The Omicron variant, which was first identified by scientists in South Africa, where it has spread rapidly, has now been detected in over 38 countries. The World Health Organization (WHO) has listed Omicron as a “variant of concern” and said last week that it was likely to spread internationally. No deaths linked to the new variant have yet been reported and early data hints that it may cause less severe illness.

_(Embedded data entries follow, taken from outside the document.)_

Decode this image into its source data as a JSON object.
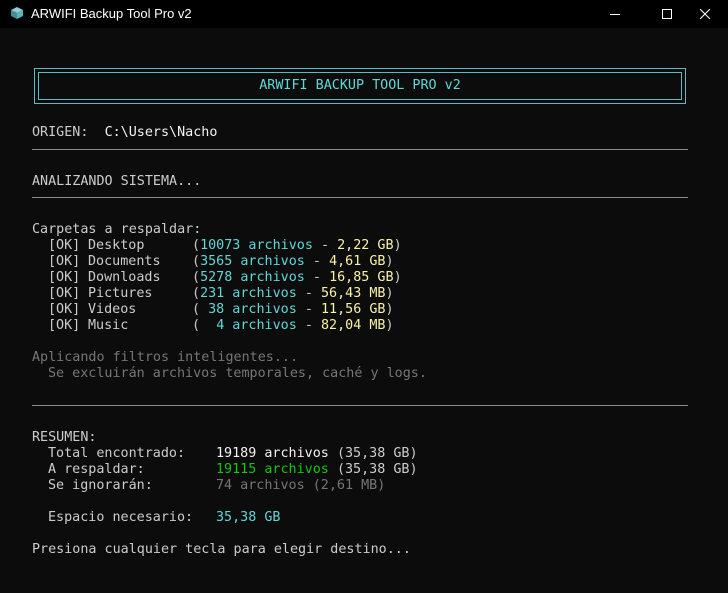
{
  "window": {
    "title": "ARWIFI Backup Tool Pro v2"
  },
  "banner": "ARWIFI BACKUP TOOL PRO v2",
  "origin": {
    "label": "ORIGEN:",
    "path": "C:\\Users\\Nacho"
  },
  "analyzing": "ANALIZANDO SISTEMA...",
  "folders_heading": "Carpetas a respaldar:",
  "folders": [
    {
      "status": "[OK]",
      "name": "Desktop",
      "open": "(",
      "count": "10073 archivos",
      "dash": " - ",
      "size": "2,22 GB",
      "close": ")"
    },
    {
      "status": "[OK]",
      "name": "Documents",
      "open": "(",
      "count": "3565 archivos",
      "dash": " - ",
      "size": "4,61 GB",
      "close": ")"
    },
    {
      "status": "[OK]",
      "name": "Downloads",
      "open": "(",
      "count": "5278 archivos",
      "dash": " - ",
      "size": "16,85 GB",
      "close": ")"
    },
    {
      "status": "[OK]",
      "name": "Pictures",
      "open": "(",
      "count": "231 archivos",
      "dash": " - ",
      "size": "56,43 MB",
      "close": ")"
    },
    {
      "status": "[OK]",
      "name": "Videos",
      "open": "( ",
      "count": "38 archivos",
      "dash": " - ",
      "size": "11,56 GB",
      "close": ")"
    },
    {
      "status": "[OK]",
      "name": "Music",
      "open": "(  ",
      "count": "4 archivos",
      "dash": " - ",
      "size": "82,04 MB",
      "close": ")"
    }
  ],
  "filters": {
    "title": "Aplicando filtros inteligentes...",
    "detail": "Se excluirán archivos temporales, caché y logs."
  },
  "summary": {
    "heading": "RESUMEN:",
    "total_label": "Total encontrado:",
    "total_count": "19189 archivos",
    "total_size": "(35,38 GB)",
    "backup_label": "A respaldar:",
    "backup_count": "19115 archivos",
    "backup_size": "(35,38 GB)",
    "ignored_label": "Se ignorarán:",
    "ignored_count": "74 archivos",
    "ignored_size": "(2,61 MB)",
    "space_label": "Espacio necesario:",
    "space_value": "35,38 GB"
  },
  "prompt": "Presiona cualquier tecla para elegir destino...",
  "colors": {
    "background": "#0c0c0c",
    "cyan": "#61d6d6",
    "yellow": "#f9f1a5",
    "green": "#16c60c",
    "gray": "#767676"
  },
  "icons": [
    "terminal-app-icon",
    "minimize-icon",
    "maximize-icon",
    "close-icon"
  ]
}
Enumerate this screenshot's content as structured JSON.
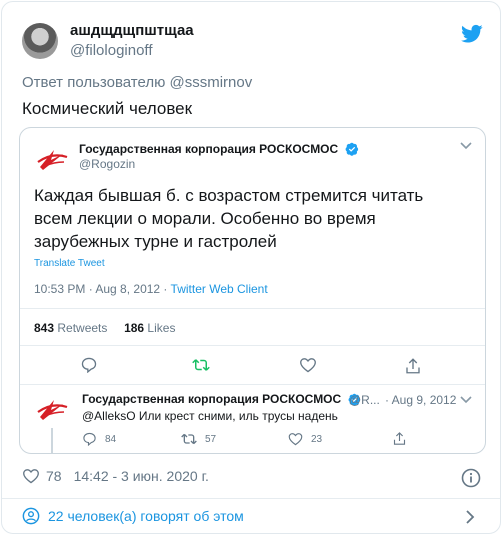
{
  "author": {
    "display_name": "ашдщдщпштщаа",
    "handle": "@filologinoff"
  },
  "reply_to": "Ответ пользователю @sssmirnov",
  "tweet_text": "Космический человек",
  "quoted": {
    "name": "Государственная корпорация РОСКОСМОС",
    "handle": "@Rogozin",
    "text_lines": [
      "Каждая бывшая б. с возрастом стремится читать",
      "всем лекции о морали. Особенно во время",
      "зарубежных турне и гастролей"
    ],
    "translate": "Translate Tweet",
    "time": "10:53 PM · Aug 8, 2012 · ",
    "client": "Twitter Web Client",
    "retweets_count": "843",
    "retweets_label": " Retweets",
    "likes_count": "186",
    "likes_label": " Likes"
  },
  "reply": {
    "name": "Государственная корпорация РОСКОСМОС",
    "handle": "@R...",
    "date": "· Aug 9, 2012",
    "text": "@AlleksO Или крест сними, иль трусы надень",
    "replies": "84",
    "retweets": "57",
    "likes": "23"
  },
  "footer": {
    "likes": "78",
    "timestamp": "14:42 - 3 июн. 2020 г.",
    "people_talking": "22 человек(а) говорят об этом"
  },
  "colors": {
    "accent": "#1da1f2",
    "link": "#1b95e0",
    "retweet_green": "#17bf63",
    "secondary_text": "#657786",
    "roscosmos_red": "#d62027"
  },
  "icons": [
    "twitter-bird-icon",
    "verified-icon",
    "chevron-down-icon",
    "reply-icon",
    "retweet-icon",
    "heart-icon",
    "share-icon",
    "info-icon",
    "person-icon",
    "chevron-right-icon"
  ]
}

“The emergence of the highly mutated Omicron variant underlines just how perilous and precarious our situation is,” WHO head Dr Tedros Adhanom Ghebreyesus said during a Nov. 29 session of the World Health Assembly.

The Russian Direct Investment Fund (RDIF), which helped develop Russia’s Sputnik V Covid-19 vaccine, said last week that their jab was effective against the Omicron variant but that they were also developing an adapted booster. RDIF said it hoped to supply “billions of doses” of the Sputnik Omicron booster to the international market by February.